Fast forward to 2016 and, having spent most of my time wearing dresses, I’d occasionally be wearing ‘boys’ clothes and pass someone in the street, usually a man, who would give me a funny look, or a deliberate avoiding of eye contact, and I’d be thinking, ‘what’s the issue? I’m dressed ‘normally’ today’, and then notice that I had my nails painted, or something similar, some small transgress from the norm, and realise both how far I was now from feeling nervous about buying tops from the women’s section and also realising how small a deviation it can take to make a stranger uncomfortable sometimes.

I think that that’s changing, slowly but surely, and for all that I think the generation I’m growing up in will be remembered for division, war and the slow demise of democracy, the growth of visibility and freedom of gender expression is a positive factor.

I was recently at a workshop trying out material for Fitting and a friend of mine was talking about how her young son would often go to friends’ parties with both a spiderman outfit and a dress, in case he wanted to ‘do twirls’.

I was reminded of a time when I was about 6. My sister and I had a dressing up box, as I think many kids do, full of mum’s old clothes, hand me downs and charity shop finds.
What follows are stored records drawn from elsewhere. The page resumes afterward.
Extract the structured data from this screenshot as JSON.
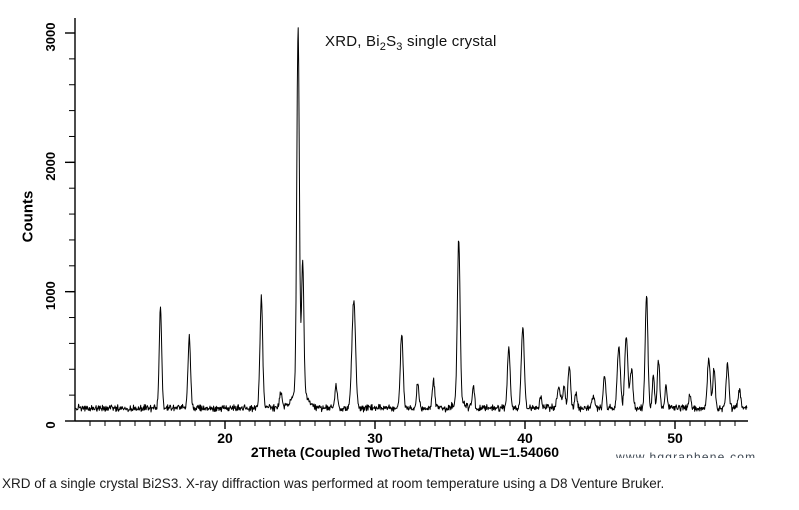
{
  "page": {
    "background": "#ffffff"
  },
  "chart_title": {
    "prefix": "XRD, Bi",
    "sub1": "2",
    "mid": "S",
    "sub2": "3",
    "suffix": " single crystal"
  },
  "caption": "XRD of a single crystal Bi2S3. X-ray diffraction was performed at room temperature using a D8 Venture Bruker.",
  "watermark": "www.hqgraphene.com",
  "chart_data": {
    "type": "line",
    "title": "XRD, Bi2S3 single crystal",
    "xlabel": "2Theta (Coupled TwoTheta/Theta) WL=1.54060",
    "ylabel": "Counts",
    "xlim": [
      10,
      55
    ],
    "ylim": [
      0,
      3100
    ],
    "x_major_ticks": [
      20,
      30,
      40,
      50
    ],
    "x_minor_step": 1,
    "y_major_ticks": [
      0,
      1000,
      2000,
      3000
    ],
    "y_minor_step": 200,
    "grid": false,
    "legend": "none",
    "line_color": "#000000",
    "baseline_counts": 100,
    "noise_counts": 32,
    "x_start": 10.0,
    "x_end": 54.8,
    "x_step": 0.03,
    "peaks_comment": "each peak = [two_theta_deg, height_above_baseline_counts, sigma_deg]; apex counts ~= height + baseline",
    "peaks": [
      [
        15.7,
        765,
        0.085
      ],
      [
        17.62,
        550,
        0.085
      ],
      [
        22.42,
        850,
        0.09
      ],
      [
        23.72,
        130,
        0.08
      ],
      [
        24.87,
        2765,
        0.085
      ],
      [
        24.95,
        170,
        0.4
      ],
      [
        25.18,
        990,
        0.075
      ],
      [
        27.4,
        190,
        0.075
      ],
      [
        28.58,
        840,
        0.12
      ],
      [
        31.78,
        585,
        0.09
      ],
      [
        32.85,
        190,
        0.08
      ],
      [
        33.9,
        220,
        0.08
      ],
      [
        35.58,
        1240,
        0.09
      ],
      [
        35.6,
        60,
        0.3
      ],
      [
        36.55,
        190,
        0.07
      ],
      [
        38.92,
        470,
        0.09
      ],
      [
        39.85,
        615,
        0.1
      ],
      [
        41.05,
        85,
        0.07
      ],
      [
        42.25,
        155,
        0.12
      ],
      [
        42.6,
        170,
        0.08
      ],
      [
        42.95,
        340,
        0.08
      ],
      [
        43.4,
        120,
        0.07
      ],
      [
        44.55,
        90,
        0.1
      ],
      [
        45.3,
        260,
        0.08
      ],
      [
        46.25,
        480,
        0.1
      ],
      [
        46.75,
        560,
        0.1
      ],
      [
        47.1,
        300,
        0.09
      ],
      [
        48.1,
        870,
        0.09
      ],
      [
        48.55,
        250,
        0.07
      ],
      [
        48.9,
        370,
        0.08
      ],
      [
        49.4,
        180,
        0.07
      ],
      [
        51.0,
        100,
        0.08
      ],
      [
        52.25,
        375,
        0.1
      ],
      [
        52.6,
        300,
        0.08
      ],
      [
        53.5,
        340,
        0.09
      ],
      [
        54.3,
        145,
        0.08
      ]
    ]
  }
}
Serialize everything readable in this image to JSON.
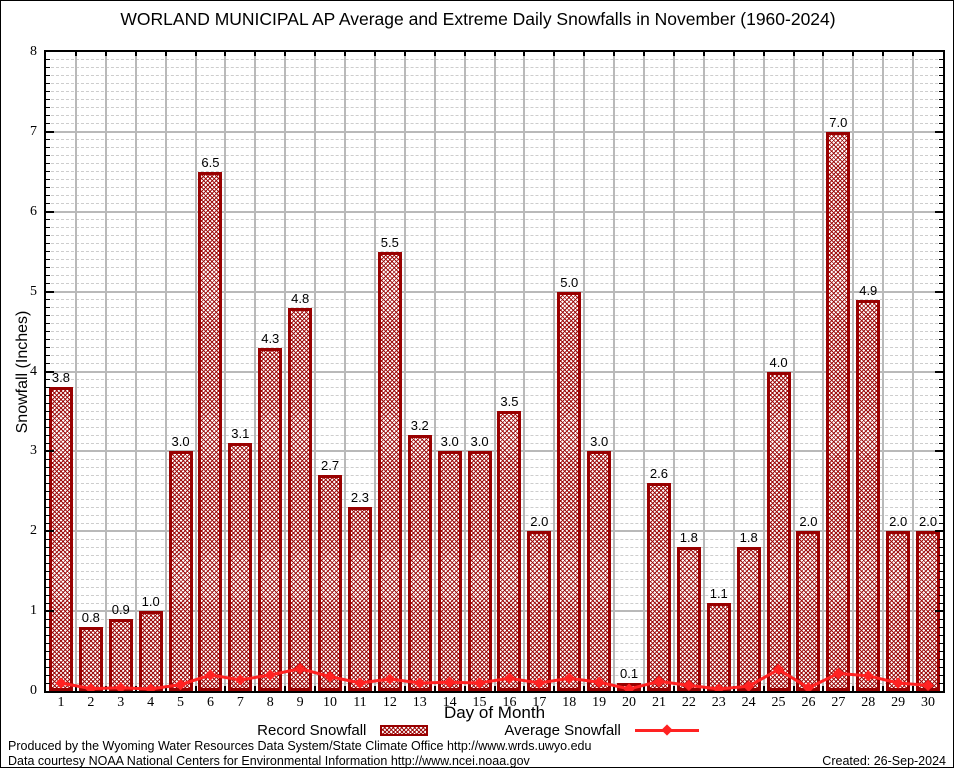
{
  "title": "WORLAND MUNICIPAL AP Average and Extreme Daily Snowfalls in November (1960-2024)",
  "chart_data": {
    "type": "bar",
    "title": "WORLAND MUNICIPAL AP Average and Extreme Daily Snowfalls in November (1960-2024)",
    "xlabel": "Day of Month",
    "ylabel": "Snowfall (Inches)",
    "ylim": [
      0,
      8
    ],
    "ytick_step": 1,
    "minor_grid_step": 0.1,
    "grid": true,
    "legend_position": "bottom",
    "categories": [
      1,
      2,
      3,
      4,
      5,
      6,
      7,
      8,
      9,
      10,
      11,
      12,
      13,
      14,
      15,
      16,
      17,
      18,
      19,
      20,
      21,
      22,
      23,
      24,
      25,
      26,
      27,
      28,
      29,
      30
    ],
    "series": [
      {
        "name": "Record Snowfall",
        "type": "bar",
        "color": "#990000",
        "values": [
          3.8,
          0.8,
          0.9,
          1.0,
          3.0,
          6.5,
          3.1,
          4.3,
          4.8,
          2.7,
          2.3,
          5.5,
          3.2,
          3.0,
          3.0,
          3.5,
          2.0,
          5.0,
          3.0,
          0.1,
          2.6,
          1.8,
          1.1,
          1.8,
          4.0,
          2.0,
          7.0,
          4.9,
          2.0,
          2.0
        ]
      },
      {
        "name": "Average Snowfall",
        "type": "line",
        "color": "#ff2222",
        "values": [
          0.1,
          0.03,
          0.04,
          0.0,
          0.08,
          0.2,
          0.14,
          0.2,
          0.28,
          0.18,
          0.1,
          0.15,
          0.1,
          0.11,
          0.1,
          0.16,
          0.1,
          0.16,
          0.11,
          0.0,
          0.12,
          0.07,
          0.02,
          0.06,
          0.27,
          0.04,
          0.22,
          0.19,
          0.1,
          0.07
        ]
      }
    ]
  },
  "legend": {
    "record": "Record Snowfall",
    "average": "Average Snowfall"
  },
  "footer": {
    "produced": "Produced by the Wyoming Water Resources Data System/State Climate Office http://www.wrds.uwyo.edu",
    "courtesy": "Data courtesy NOAA National Centers for Environmental Information http://www.ncei.noaa.gov",
    "created": "Created: 26-Sep-2024"
  }
}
One Sunday evening, after playing dress-up, I remember asking my mum whether I could leave my nail varnish on for school the next day.

She said that I could, but that I had to understand that I might get picked on for it. I thought about it, and took it off.
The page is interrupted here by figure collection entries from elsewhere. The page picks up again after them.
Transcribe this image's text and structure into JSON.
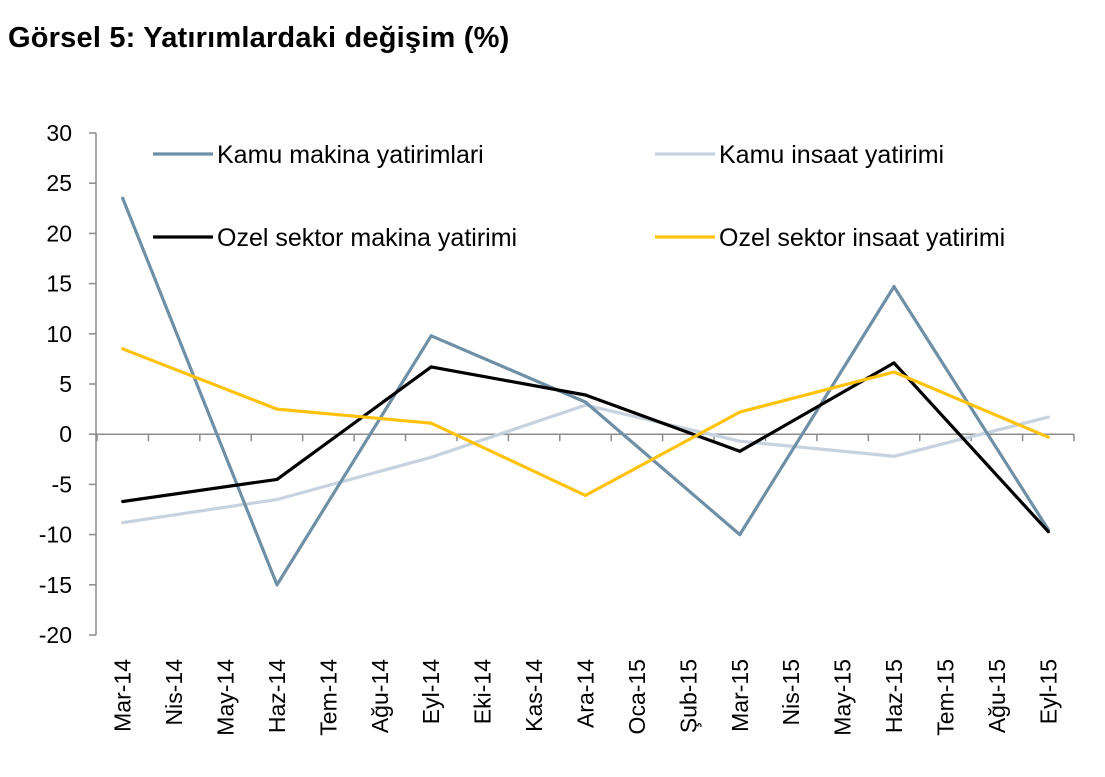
{
  "figure": {
    "title": "Görsel 5: Yatırımlardaki değişim (%)"
  },
  "chart_data": {
    "type": "line",
    "title": "Görsel 5: Yatırımlardaki değişim (%)",
    "xlabel": "",
    "ylabel": "",
    "ylim": [
      -20,
      30
    ],
    "yticks": [
      30,
      25,
      20,
      15,
      10,
      5,
      0,
      -5,
      -10,
      -15,
      -20
    ],
    "grid": false,
    "legend_position": "top",
    "categories": [
      "Mar-14",
      "Nis-14",
      "May-14",
      "Haz-14",
      "Tem-14",
      "Ağu-14",
      "Eyl-14",
      "Eki-14",
      "Kas-14",
      "Ara-14",
      "Oca-15",
      "Şub-15",
      "Mar-15",
      "Nis-15",
      "May-15",
      "Haz-15",
      "Tem-15",
      "Ağu-15",
      "Eyl-15"
    ],
    "series": [
      {
        "name": "Kamu makina yatirimlari",
        "color": "#6e8fa6",
        "x": [
          "Mar-14",
          "Haz-14",
          "Eyl-14",
          "Ara-14",
          "Mar-15",
          "Haz-15",
          "Eyl-15"
        ],
        "values": [
          23.5,
          -15,
          9.8,
          3.2,
          -10,
          14.7,
          -9.5
        ]
      },
      {
        "name": "Kamu insaat yatirimi",
        "color": "#c6d3df",
        "x": [
          "Mar-14",
          "Haz-14",
          "Eyl-14",
          "Ara-14",
          "Mar-15",
          "Haz-15",
          "Eyl-15"
        ],
        "values": [
          -8.8,
          -6.5,
          -2.3,
          2.9,
          -0.7,
          -2.2,
          1.7
        ]
      },
      {
        "name": "Ozel sektor makina yatirimi",
        "color": "#000000",
        "x": [
          "Mar-14",
          "Haz-14",
          "Eyl-14",
          "Ara-14",
          "Mar-15",
          "Haz-15",
          "Eyl-15"
        ],
        "values": [
          -6.7,
          -4.5,
          6.7,
          3.9,
          -1.7,
          7.1,
          -9.7
        ]
      },
      {
        "name": "Ozel sektor insaat yatirimi",
        "color": "#ffc20e",
        "x": [
          "Mar-14",
          "Haz-14",
          "Eyl-14",
          "Ara-14",
          "Mar-15",
          "Haz-15",
          "Eyl-15"
        ],
        "values": [
          8.5,
          2.5,
          1.1,
          -6.1,
          2.2,
          6.2,
          -0.3
        ]
      }
    ]
  }
}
That was the late 90s. It seems to me today that it might have been easier to leave it on. That there might be more space for that decision. Not easy. But perhaps easier than then.
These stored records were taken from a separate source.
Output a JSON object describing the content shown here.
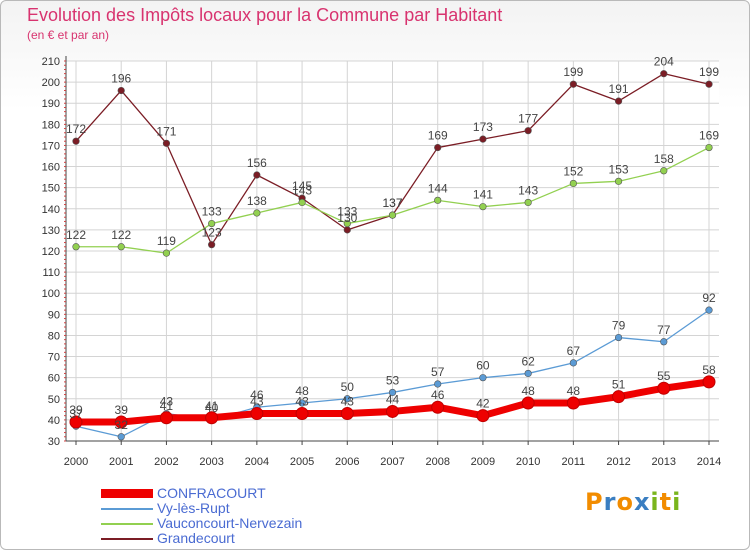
{
  "chart_data": {
    "type": "line",
    "title": "Evolution des Impôts locaux pour la Commune par Habitant",
    "subtitle": "(en € et par an)",
    "xlabel": "",
    "ylabel": "",
    "categories": [
      "2000",
      "2001",
      "2002",
      "2003",
      "2004",
      "2005",
      "2006",
      "2007",
      "2008",
      "2009",
      "2010",
      "2011",
      "2012",
      "2013",
      "2014"
    ],
    "ylim": [
      30,
      210
    ],
    "yticks": [
      30,
      40,
      50,
      60,
      70,
      80,
      90,
      100,
      110,
      120,
      130,
      140,
      150,
      160,
      170,
      180,
      190,
      200,
      210
    ],
    "grid": true,
    "legend_position": "bottom-left",
    "series": [
      {
        "name": "CONFRACOURT",
        "color": "#ee0000",
        "values": [
          39,
          39,
          41,
          41,
          43,
          43,
          43,
          44,
          46,
          42,
          48,
          48,
          51,
          55,
          58
        ]
      },
      {
        "name": "Vy-lès-Rupt",
        "color": "#5b9bd5",
        "values": [
          37,
          32,
          43,
          40,
          46,
          48,
          50,
          53,
          57,
          60,
          62,
          67,
          79,
          77,
          92
        ]
      },
      {
        "name": "Vauconcourt-Nervezain",
        "color": "#92d050",
        "values": [
          122,
          122,
          119,
          133,
          138,
          143,
          133,
          137,
          144,
          141,
          143,
          152,
          153,
          158,
          169
        ]
      },
      {
        "name": "Grandecourt",
        "color": "#7b1d25",
        "values": [
          172,
          196,
          171,
          123,
          156,
          145,
          130,
          137,
          169,
          173,
          177,
          199,
          191,
          204,
          199
        ]
      }
    ]
  },
  "logo": {
    "text": "Proxiti",
    "letters": [
      "P",
      "r",
      "o",
      "x",
      "i",
      "t",
      "i"
    ],
    "colors": [
      "#f28c00",
      "#3a7ec1",
      "#f28c00",
      "#3a7ec1",
      "#7ab51d",
      "#f28c00",
      "#7ab51d"
    ]
  }
}
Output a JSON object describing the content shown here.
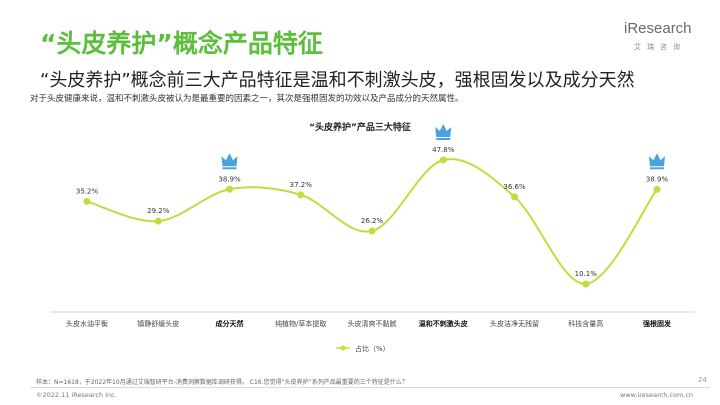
{
  "header": {
    "title": "“头皮养护”概念产品特征",
    "subtitle": "“头皮养护”概念前三大产品特征是温和不刺激头皮，强根固发以及成分天然",
    "description": "对于头皮健康来说，温和不刺激头皮被认为是最重要的因素之一，其次是强根固发的功效以及产品成分的天然属性。"
  },
  "logo": {
    "brand": "iResearch",
    "chinese": "艾瑞咨询"
  },
  "chart_data": {
    "type": "line",
    "title": "“头皮养护”产品三大特征",
    "categories": [
      "头皮水油平衡",
      "镇静舒缓头皮",
      "成分天然",
      "纯植物/草本提取",
      "头皮清爽不黏腻",
      "温和不刺激头皮",
      "头皮洁净无残留",
      "科技含量高",
      "强根固发"
    ],
    "emphasized_categories": [
      "成分天然",
      "温和不刺激头皮",
      "强根固发"
    ],
    "series": [
      {
        "name": "占比（%）",
        "values": [
          35.2,
          29.2,
          38.9,
          37.2,
          26.2,
          47.8,
          36.6,
          10.1,
          38.9
        ]
      }
    ],
    "value_labels": [
      "35.2%",
      "29.2%",
      "38.9%",
      "37.2%",
      "26.2%",
      "47.8%",
      "36.6%",
      "10.1%",
      "38.9%"
    ],
    "crowned_points": [
      2,
      5,
      8
    ],
    "legend_position": "bottom",
    "grid": false,
    "ylim": [
      0,
      55
    ],
    "colors": {
      "line": "#c4db3f",
      "marker": "#c4db3f",
      "crown": "#4aa3df"
    }
  },
  "footnote": "样本：N=1618，于2022年10月通过艾瑞智研平台-消费洞察数据库调研获得。 C16.您觉得“头皮养护”系列产品最重要的三个特征是什么？",
  "footer": {
    "copyright": "©2022.11 iResearch Inc.",
    "website": "www.iresearch.com.cn",
    "page": "24"
  }
}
All the same, I feel like there’s a lot more room for growth in acceptance of middle ground identities.

Having begun to experiment with gender, in terms of clothes, a lot, I began being asked whether I wanted to transition. It’s a question I’ve often asked myself as well. But I think it’s interesting that it seems harder for a lot of people to understand a position in the midst of a spectrum rather than at one end or another of it.

This area between rigid definitions is something I’m interested in. It’s something I want to explore with Fitting and was also a feature of mine and Peader’s first show together Sticking, in which I used my experience of moving away from home for the first time to explore, amongst other things, my bisexuality, where some of the same difficulties can be found.

As someone who is bisexual, I often find myself wondering whether I’m straight or gay, receiving messages reasonably often, from friends, family and elsewhere, in a totally benign unmalicious but present way, that I should be one or another . . . ‘have you decided yet?’ has been asked more than once.

Even as I write this, I find myself feeling defensive, find myself thinking, ‘enough with the excuses, go all the way, pick a thing, be a thing, be one or the other.’ Maybe it’s internalised but something has to be present to be internalised and I feel that, while difference in our society in terms of gender and sexuality has increasingly been embraced, the progress towards acceptance of fluidity between binary standpoints has been slower.

With Fitting, as with Sticking, I hope to increase visibility of that central, lesser defined standpoint. Or rather sprawl and stretch through the spectrum ‘point’, finding a space of comfort outside of the pressure to be one thing or another.